AVEVA and Schneider Electric in September 2017 reached an agreement to combine AVEVA with Schneider's industrial software businesses. The combination, which was agreed after two previous failed attempts, saw Schneider Electric contribute software assets to AVEVA and make a GBP550 million cash payment to AVEVA shareholders in exchange for a 60% shareholding in the combined company.
On a combined, pro-forma basis, revenue for the six months to September 30 rose 11% to GBP343.0 million. Adjusted pretax profit climbed 54% to GBP60.5 million.
On a statutory basis, revenue jumped 56% to GBP336.5 million, though AVEVA swung to a pretax loss of GBP5.5 million from a GBP7.8 million profit a year ago, largely due to the amortisation of intangible assets related to the tie-up.
AVEVA proposed an interim dividend of 14.0 pence, having not paid an interim dividend a year ago due to a GBP10.15 per share cash return to shareholders.
Chief Executive Officer Craig Hayman said: "AVEVA delivered a good performance in the first half of the financial year. Sales execution was strong, integration is on-track and the results represent a good base to build on in the second half. We remain confident in the outlook and are making progress towards our medium term targets of delivering revenue growth at least in-line with the industrial software market."
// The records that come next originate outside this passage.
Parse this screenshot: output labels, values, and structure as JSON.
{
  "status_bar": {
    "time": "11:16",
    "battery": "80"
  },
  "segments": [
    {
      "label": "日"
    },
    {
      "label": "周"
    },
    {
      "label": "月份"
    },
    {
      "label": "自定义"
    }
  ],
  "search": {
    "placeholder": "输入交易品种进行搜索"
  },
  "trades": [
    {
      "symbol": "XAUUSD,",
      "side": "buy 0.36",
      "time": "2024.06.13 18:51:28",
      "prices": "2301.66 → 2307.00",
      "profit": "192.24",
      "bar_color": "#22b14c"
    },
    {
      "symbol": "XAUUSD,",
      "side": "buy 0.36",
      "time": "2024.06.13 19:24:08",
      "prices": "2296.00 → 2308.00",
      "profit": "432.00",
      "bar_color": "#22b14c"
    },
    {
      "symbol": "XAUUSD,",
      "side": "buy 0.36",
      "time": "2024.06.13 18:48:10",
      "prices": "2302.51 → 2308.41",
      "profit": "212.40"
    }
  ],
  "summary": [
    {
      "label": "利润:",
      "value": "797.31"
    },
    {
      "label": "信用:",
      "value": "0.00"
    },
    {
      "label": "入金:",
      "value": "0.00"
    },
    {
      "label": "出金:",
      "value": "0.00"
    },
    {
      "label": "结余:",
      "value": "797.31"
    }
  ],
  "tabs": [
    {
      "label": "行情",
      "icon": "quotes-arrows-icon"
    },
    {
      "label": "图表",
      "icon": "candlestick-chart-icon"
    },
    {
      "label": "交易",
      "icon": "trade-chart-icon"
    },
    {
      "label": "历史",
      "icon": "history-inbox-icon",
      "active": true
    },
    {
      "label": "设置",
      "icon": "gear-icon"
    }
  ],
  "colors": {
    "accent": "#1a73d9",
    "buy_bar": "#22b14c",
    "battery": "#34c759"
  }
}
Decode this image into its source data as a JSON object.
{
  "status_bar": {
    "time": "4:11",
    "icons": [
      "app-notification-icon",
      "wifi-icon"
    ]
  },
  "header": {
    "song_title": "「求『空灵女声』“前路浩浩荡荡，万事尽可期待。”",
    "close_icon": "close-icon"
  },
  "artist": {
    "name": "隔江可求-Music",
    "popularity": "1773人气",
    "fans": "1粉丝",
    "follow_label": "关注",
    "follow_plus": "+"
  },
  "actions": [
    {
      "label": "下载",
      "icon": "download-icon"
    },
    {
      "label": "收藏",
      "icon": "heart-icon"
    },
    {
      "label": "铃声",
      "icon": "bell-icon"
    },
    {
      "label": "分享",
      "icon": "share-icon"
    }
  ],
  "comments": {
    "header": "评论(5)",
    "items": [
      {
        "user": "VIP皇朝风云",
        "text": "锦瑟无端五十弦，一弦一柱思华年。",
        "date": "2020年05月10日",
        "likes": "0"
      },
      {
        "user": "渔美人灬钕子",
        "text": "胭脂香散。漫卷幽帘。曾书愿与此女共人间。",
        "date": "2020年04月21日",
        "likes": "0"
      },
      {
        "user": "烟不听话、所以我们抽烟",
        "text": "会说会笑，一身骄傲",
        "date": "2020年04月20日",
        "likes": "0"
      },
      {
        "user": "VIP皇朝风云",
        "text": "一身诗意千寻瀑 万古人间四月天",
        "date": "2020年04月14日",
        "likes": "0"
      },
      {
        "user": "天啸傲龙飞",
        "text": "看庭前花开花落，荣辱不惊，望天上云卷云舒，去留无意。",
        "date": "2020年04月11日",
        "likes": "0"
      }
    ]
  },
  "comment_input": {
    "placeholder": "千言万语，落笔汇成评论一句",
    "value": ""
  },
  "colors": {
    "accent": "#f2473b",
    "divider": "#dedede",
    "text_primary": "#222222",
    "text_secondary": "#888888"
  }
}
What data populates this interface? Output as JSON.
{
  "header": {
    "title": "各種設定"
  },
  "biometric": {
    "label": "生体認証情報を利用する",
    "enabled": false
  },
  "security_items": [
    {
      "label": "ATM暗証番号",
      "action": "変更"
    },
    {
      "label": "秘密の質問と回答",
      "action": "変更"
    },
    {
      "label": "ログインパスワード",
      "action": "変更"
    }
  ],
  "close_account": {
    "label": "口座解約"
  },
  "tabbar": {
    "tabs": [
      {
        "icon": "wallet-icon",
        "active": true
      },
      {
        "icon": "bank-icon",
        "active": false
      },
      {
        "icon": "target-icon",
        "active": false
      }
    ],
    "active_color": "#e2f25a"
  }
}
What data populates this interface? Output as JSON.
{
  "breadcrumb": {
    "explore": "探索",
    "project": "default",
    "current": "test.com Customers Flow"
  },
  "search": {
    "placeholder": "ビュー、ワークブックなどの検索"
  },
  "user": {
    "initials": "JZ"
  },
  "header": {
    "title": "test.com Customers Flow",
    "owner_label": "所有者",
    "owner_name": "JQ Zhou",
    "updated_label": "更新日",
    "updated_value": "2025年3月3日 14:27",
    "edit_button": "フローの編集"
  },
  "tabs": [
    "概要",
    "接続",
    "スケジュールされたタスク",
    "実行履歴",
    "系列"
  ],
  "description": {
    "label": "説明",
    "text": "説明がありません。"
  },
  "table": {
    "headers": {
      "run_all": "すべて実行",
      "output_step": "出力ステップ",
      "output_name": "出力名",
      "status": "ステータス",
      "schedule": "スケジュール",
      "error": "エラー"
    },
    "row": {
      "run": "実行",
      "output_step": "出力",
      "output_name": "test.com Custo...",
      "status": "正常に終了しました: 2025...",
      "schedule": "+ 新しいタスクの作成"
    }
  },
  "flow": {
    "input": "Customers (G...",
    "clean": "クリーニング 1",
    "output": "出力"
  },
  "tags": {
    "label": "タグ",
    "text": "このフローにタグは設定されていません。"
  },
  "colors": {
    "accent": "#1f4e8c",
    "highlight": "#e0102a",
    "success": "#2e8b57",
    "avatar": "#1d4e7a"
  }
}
AVEVA said it has made a good start to the year, though highlighted that the comparative period in the fourth quarter included the benefit of a large multi-year contract extension with a key customer. The FTSE 250 constituent said the "solid" first-half results underpin the board's confidence in its full-year expectations.
Shares in AVEVA were up 3.7% at 2,782.00 pence on Tuesday.